Chaque voyageur concerné devra attendre son tour pour enregistrer lui-même ses données personnelles sur une borne, scanner ses empreintes digitales et se faire prendre en photo, avant d’aller présenter son passeport à la police. Et selon la commissaire européenne, plus de 700 millions de visiteurs voyageant en Europe pour un court séjour de moins de 90 jours (et sur une période de 180 jours) devront en passer par là chaque année.
Doublement du temps d’attente à Roissy-CDG ?
Une fois enregistrés, les visiteurs seront tranquilles pour trois ans (à moins de changer de passeport) et les entrées et sorties devraient être plus rapides. Mais d’après une estimation du ministère de l’intérieur, l’entrée en vigueur de l’EES risque de se traduire par un doublement du temps d’attente à l’aéroport de Roissy-CDG. «
Nous demandons à ce que le temps d’attente aux frontières, fixé à 45 minutes maximum par le gouvernement, soit respecté, souligne Thomas Juin, directeur de l’Union des aéroports français (UAF). Il est également important que l’on utilise le plein potentiel de la technologie, en évitant des contrôles redondants aux bornes et aux aubettes de la police. »

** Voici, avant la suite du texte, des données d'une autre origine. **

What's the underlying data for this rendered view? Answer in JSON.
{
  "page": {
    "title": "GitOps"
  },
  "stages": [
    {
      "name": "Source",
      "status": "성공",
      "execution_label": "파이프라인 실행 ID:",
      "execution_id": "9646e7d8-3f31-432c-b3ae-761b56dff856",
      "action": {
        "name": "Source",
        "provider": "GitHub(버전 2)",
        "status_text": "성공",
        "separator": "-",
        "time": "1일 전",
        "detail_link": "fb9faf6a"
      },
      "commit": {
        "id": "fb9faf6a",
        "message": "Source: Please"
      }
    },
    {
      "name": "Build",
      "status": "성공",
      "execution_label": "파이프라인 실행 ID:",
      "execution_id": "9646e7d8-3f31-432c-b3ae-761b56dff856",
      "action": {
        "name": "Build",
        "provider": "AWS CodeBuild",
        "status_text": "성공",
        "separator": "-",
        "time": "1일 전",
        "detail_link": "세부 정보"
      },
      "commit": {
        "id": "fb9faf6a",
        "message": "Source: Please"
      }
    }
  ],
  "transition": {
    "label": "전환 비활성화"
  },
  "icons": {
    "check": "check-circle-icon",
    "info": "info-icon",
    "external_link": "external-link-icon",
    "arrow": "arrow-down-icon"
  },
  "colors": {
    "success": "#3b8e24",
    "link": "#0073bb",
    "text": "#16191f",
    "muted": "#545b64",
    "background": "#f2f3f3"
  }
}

Encore faut-il que les bornes, conçues par Thales, soient en nombre suffisant pour faire face aux pointes de trafic et qu’elles fonctionnent correctement. Au total, le ministère de l’Intérieur aurait prévu quelque 450 bornes pour les aéroports, aux frais des exploitants d’aéroports, dont 60 % pour les deux aéroports parisiens de Roissy- CDG et Orly et 40 % pour les grands aéroports régionaux de plus d’un million de passagers par an.
Leur déploiement serait déjà bien avancé, mais la phase de test n’a pas encore commencé. On attend la fin des Jeux. Quant aux plus petits aéroports régionaux, où le contrôle des frontières est parfois assuré par les Douanes, l’enregistrement des voyageurs devra être assuré par du personnel. Reste à savoir lequel et en quelle quantité.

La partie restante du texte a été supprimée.